Un tour de passe-passe

Le règlement devait imposer aux entreprises importatrices, responsables de leur chaîne d’approvisionnement, de prouver la traçabilité des produits via des données de géolocalisation fournies par les agriculteurs, associées à des photos satellitaires. Mais la Commission n’avait toujours pas publié les lignes directrices de mise en œuvre de cette législation, indispensables pour que les entreprises puissent respecter leurs obligations. Elle les a publiées mercredi 2 octobre au moment de l’annonce du report. “Ces règles, prêtes depuis plus de six mois, attendaient tout simplement d’être signées. Le retard pris dans la publication de ces lignes directrices ayant été l’argument principal de ceux qui attaquaient cette loi, leur divulgation ce jour constitue au fond un tour de passe-passe pour mieux cacher une nouvelle reddition sur la transition écologique”, souligne Maire Toussaint.

“Les entreprises et Etats retardataires n’auront plus aucune excuse pour ne pas se préparer à la mise en œuvre de ce texte, puisque tous les éléments techniques sont désormais publiés”, renchérit Pascal Canfin. Après l’Indonésie et la Malaisie, principaux producteurs d’huile de palme, le Brésil et les Etats-Unis, pays producteurs de soja, avaient à leur tour réclamé un report du texte. Puis l’Allemagne s’était jointe à l’appel. Pour Berlin, il s’agit d’assurer la signature du Mercosur, un accord de libre-échange entre l’UE et les pays sud-américains défendu par l’industrie allemande, et contre lequel la loi anti-déforestation constitue un obstacle majeur.
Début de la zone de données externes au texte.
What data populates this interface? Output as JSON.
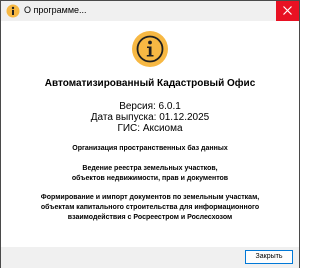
{
  "window": {
    "title": "О программе..."
  },
  "icons": {
    "app": "info-icon",
    "info": "info-icon",
    "close": "close-icon"
  },
  "colors": {
    "accent": "#f7b843",
    "close_button": "#e81123",
    "button_border": "#0078d7"
  },
  "about": {
    "product_name": "Автоматизированный Кадастровый Офис",
    "version": "Версия: 6.0.1",
    "release_date": "Дата выпуска: 01.12.2025",
    "gis": "ГИС: Аксиома",
    "features": [
      "Организация пространственных баз данных",
      "Ведение реестра земельных участков,",
      "объектов недвижимости, прав и документов",
      "Формирование и импорт документов по земельным участкам,",
      "объектам капитального строительства для информационного",
      "взаимодействия с Росреестром и Рослесхозом"
    ]
  },
  "footer": {
    "close_label": "Закрыть"
  }
}
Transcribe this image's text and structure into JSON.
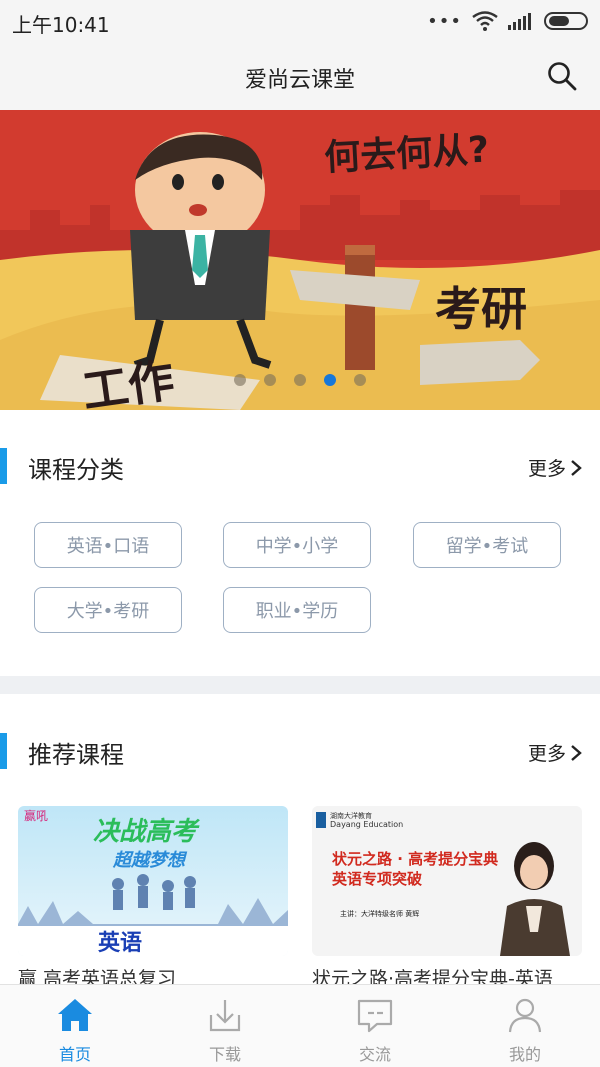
{
  "status_bar": {
    "time": "上午10:41",
    "dots": "•••"
  },
  "header": {
    "title": "爱尚云课堂"
  },
  "banner": {
    "headline": "何去何从?",
    "sign_right": "考研",
    "sign_left": "工作",
    "active_slide": 4,
    "slide_count": 5
  },
  "categories": {
    "title": "课程分类",
    "more": "更多",
    "items": [
      "英语•口语",
      "中学•小学",
      "留学•考试",
      "大学•考研",
      "职业•学历"
    ]
  },
  "recommended": {
    "title": "推荐课程",
    "more": "更多",
    "courses": [
      {
        "title": "赢 高考英语总复习",
        "thumb_badge": "赢吼",
        "thumb_headline_1": "决战高考",
        "thumb_headline_2": "超越梦想",
        "thumb_subject": "英语"
      },
      {
        "title": "状元之路·高考提分宝典-英语",
        "thumb_brand_cn": "湖南大洋教育",
        "thumb_brand_en": "Dayang Education",
        "thumb_headline_1": "状元之路 · 高考提分宝典",
        "thumb_headline_2": "英语专项突破",
        "thumb_speaker": "主讲：大洋特级名师  黄辉"
      }
    ]
  },
  "bottom_nav": {
    "items": [
      {
        "label": "首页",
        "icon": "home-icon",
        "active": true
      },
      {
        "label": "下载",
        "icon": "download-icon",
        "active": false
      },
      {
        "label": "交流",
        "icon": "chat-icon",
        "active": false
      },
      {
        "label": "我的",
        "icon": "user-icon",
        "active": false
      }
    ]
  },
  "colors": {
    "accent": "#1a9be8",
    "nav_active": "#1a8be0",
    "tag_border": "#9fb0c4",
    "banner_red": "#d23b2f",
    "banner_sand": "#f1c75a"
  }
}
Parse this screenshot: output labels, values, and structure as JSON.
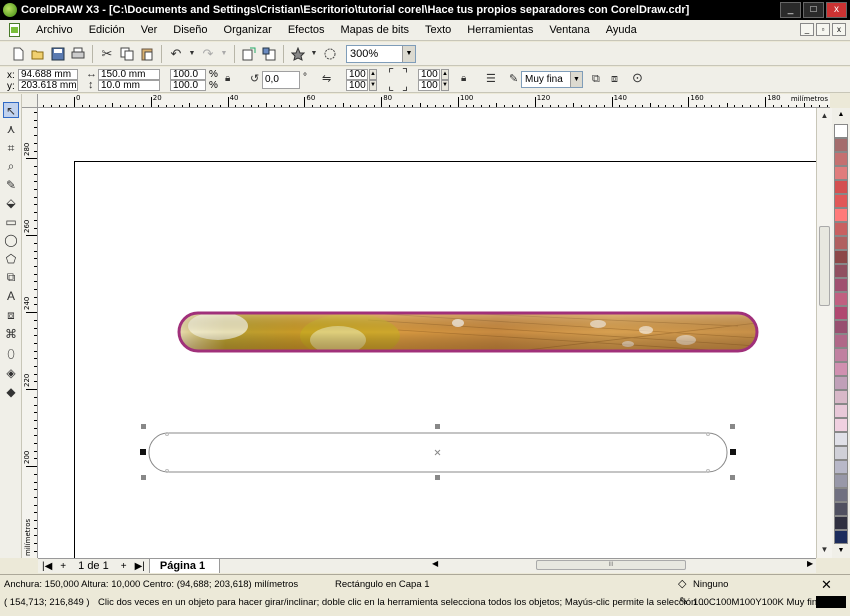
{
  "window": {
    "title": "CorelDRAW X3 - [C:\\Documents and Settings\\Cristian\\Escritorio\\tutorial corel\\Hace tus propios separadores con CorelDraw.cdr]",
    "controls": [
      "_",
      "□",
      "x"
    ]
  },
  "menu": {
    "items": [
      "Archivo",
      "Edición",
      "Ver",
      "Diseño",
      "Organizar",
      "Efectos",
      "Mapas de bits",
      "Texto",
      "Herramientas",
      "Ventana",
      "Ayuda"
    ],
    "doc_controls": [
      "_",
      "▫",
      "x"
    ]
  },
  "toolbar": {
    "zoom": "300%"
  },
  "properties": {
    "x_label": "x:",
    "x": "94.688 mm",
    "y_label": "y:",
    "y": "203.618 mm",
    "width": "150.0 mm",
    "height": "10.0 mm",
    "scale_w": "100.0",
    "scale_h": "100.0",
    "percent": "%",
    "rotation": "0,0",
    "degree": "°",
    "corner_tl": "100",
    "corner_bl": "100",
    "corner_tr": "100",
    "corner_br": "100",
    "outline_width": "Muy fina"
  },
  "rulers": {
    "h_unit": "milímetros",
    "v_unit": "milímetros",
    "h_labels": [
      "0",
      "20",
      "40",
      "60",
      "80",
      "100",
      "120",
      "140",
      "160",
      "180"
    ],
    "v_labels": [
      "280",
      "260",
      "240",
      "220",
      "200"
    ]
  },
  "pages": {
    "count": "1 de 1",
    "tab": "Página 1"
  },
  "status": {
    "dims": "Anchura: 150,000  Altura: 10,000  Centro: (94,688; 203,618)  milímetros",
    "object": "Rectángulo en Capa 1",
    "fill": "Ninguno",
    "cursor": "( 154,713; 216,849 )",
    "hint": "Clic dos veces en un objeto para hacer girar/inclinar; doble clic en la herramienta selecciona todos los objetos; Mayús-clic permite la selección ...",
    "outline": "100C100M100Y100K  Muy fina"
  },
  "palette": {
    "colors": [
      "#ffffff",
      "#a46c6c",
      "#c47070",
      "#e07c7c",
      "#d45050",
      "#e05858",
      "#ff7a7a",
      "#c86060",
      "#b06060",
      "#8c4848",
      "#905060",
      "#a05070",
      "#c06080",
      "#b04870",
      "#985070",
      "#b06888",
      "#c080a0",
      "#d090b0",
      "#c0a0b8",
      "#d8b8c8",
      "#e8c8d8",
      "#f0d0e0",
      "#e0e0e8",
      "#d0d0d8",
      "#b8b8c8",
      "#9898a8",
      "#707080",
      "#505060",
      "#303040",
      "#1c2c5c"
    ]
  },
  "colors": {
    "accent": "#316ac5",
    "titlebar": "#000000",
    "chrome": "#ece9d8",
    "bar_outline": "#a0307a"
  }
}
À l’origine de 16% de la déforestation mondiale par le biais de ses importations (majoritairement de soja et huile de palme), l’UE est le deuxième destructeur de forêts tropicales derrière la Chine, selon le WWF. Le règlement sur la déforestation pourrait permettre une baisse de la déforestation globale de 10%, selon l’étude d’impact de la Commission. Et ferait de l’Union européenne un pionnier sur le sujet.